For any type you could think of, Mr Parker knew the back-story. In his early years as director of type development at the Linotype typesetting company, where he stayed from 1959 until 1981, he walked around, a vigorous, booming figure, with his catalogue of the Plantin fonts under his arm--each specimen photographed with the light shining obliquely off the faces of the letters. Designers, he hoped, would look and imitate.

He did not draw the designs himself, though he had dreams of being an artist once. His job was to assess the spacing, shape, elegance and potential of the drawn types, and develop them. This was a subject he could expound on for hours, day or night, face to face, on the phone, or while devouring one of the five-alarm Korean stews he had acquired a taste for on his army service. Until he met his first wife, the upper-case Women in his Life all came from the world of typography.

A font for all seasons

His job at Linotype was also to build up a proper library of fonts for customers to order. He expanded the range from 150 to 1,500, cloning and adapting as necessary. This was standard industry behaviour, evolving as the different foundries and typesetting companies had competed for customers, designers and popular fonts down the years. Mr Parker could be a rascal with the rest: softening up Mr Carter, for example, and stealing him away from a rival company to become his chief designer.

He also stirred up controversy about Times New Roman, insisting that the original designs for it, by Starling Burgess, had been stolen from him in the 1920s. In 2009 he launched a type called Starling, based on those designs, to make his point; it was Times New Roman to the life, but better.

Of the more than 1,000 types he developed, his greatest success was Helvetica. It was he who adjusted it, or corralled it, to the needs of the obdurate, cranky, noisy Linotype machines which then printed almost everything in America. Originally it was the brainchild of a Swiss designers, Max Miedinger, who devised it in 1956. In contrast to the delicate exuberance of 16th-century types, Helvetica was plain, rigidly horizontal--and eminently readable.

It became, in Mr Parker's hands, the public typeface of the modern world: of the New York subway, of federal income-tax forms, of the logos of McDonald's, Microsoft, Apple, Lufthansa and countless others. It was also, for its clarity, the default type on Macs, and so leapt smoothly into the desktop age.
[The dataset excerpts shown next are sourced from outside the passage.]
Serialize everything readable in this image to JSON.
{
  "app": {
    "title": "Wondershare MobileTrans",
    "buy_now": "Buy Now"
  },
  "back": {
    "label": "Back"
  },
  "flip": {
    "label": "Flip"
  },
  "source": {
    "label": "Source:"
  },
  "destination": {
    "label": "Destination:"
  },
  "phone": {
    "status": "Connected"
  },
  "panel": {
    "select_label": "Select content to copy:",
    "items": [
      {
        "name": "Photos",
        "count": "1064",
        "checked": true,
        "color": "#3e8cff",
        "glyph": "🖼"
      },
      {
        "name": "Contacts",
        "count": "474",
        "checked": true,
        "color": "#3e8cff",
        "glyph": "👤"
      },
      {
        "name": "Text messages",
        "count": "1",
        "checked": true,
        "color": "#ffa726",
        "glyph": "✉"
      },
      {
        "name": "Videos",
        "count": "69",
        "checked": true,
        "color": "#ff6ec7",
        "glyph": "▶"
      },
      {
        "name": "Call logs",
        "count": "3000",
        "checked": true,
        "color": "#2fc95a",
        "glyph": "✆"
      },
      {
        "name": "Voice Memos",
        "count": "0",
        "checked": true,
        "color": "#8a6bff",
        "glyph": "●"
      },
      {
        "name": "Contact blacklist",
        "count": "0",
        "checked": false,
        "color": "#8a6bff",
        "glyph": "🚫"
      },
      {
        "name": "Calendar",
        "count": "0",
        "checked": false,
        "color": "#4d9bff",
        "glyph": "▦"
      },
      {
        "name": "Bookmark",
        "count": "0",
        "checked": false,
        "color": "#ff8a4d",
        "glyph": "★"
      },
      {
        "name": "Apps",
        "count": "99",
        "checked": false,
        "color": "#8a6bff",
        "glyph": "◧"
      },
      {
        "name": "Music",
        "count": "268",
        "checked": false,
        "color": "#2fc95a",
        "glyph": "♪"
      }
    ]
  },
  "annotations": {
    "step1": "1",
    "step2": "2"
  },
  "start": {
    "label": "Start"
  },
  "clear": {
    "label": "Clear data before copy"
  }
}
Not everyone liked it. He did not always like it himself: as he roared around Brooklyn or Boston, opera pumping out at full volume from his car, he would constantly spot Helvetica being abused in some way, with rounded terminals or bad spacing, on shopfronts or the sides of trucks. But far from seeing Helvetica as neutral, vanilla or nondescript, he loved it for the relationship between figure and ground, its firmness, its existence in "a powerful matrix of surrounding space". Type gave flavour to words: and this was a typeface that gave people confidence to navigate through swiftly changing times.

He rode them pretty well himself, leaving Linotype in 1981 with Mr Carter to found Bitstream, the first company dedicated to producing digital fonts that could be licensed for use by anyone. A partnership with Steve Jobs never quite happened and, in 1995, cost him his shirt; but he remained delighted by the typesetting possibilities of the digital age, in which whole pages could be set at the touch of a button, and thousands of fonts browsed and deployed by one person sitting at a desk.

As type historian for the Font Bureau in his later years, he liked to muse that typesetting had moved at a Procrustean pace between Gutenberg and the late 19th-century Linotype machine. But--cue for a broad, twinkling smile--he had been lucky enough to live and work in the latter half of the 20th century, an age of light-swift revolution generated, once again, by type.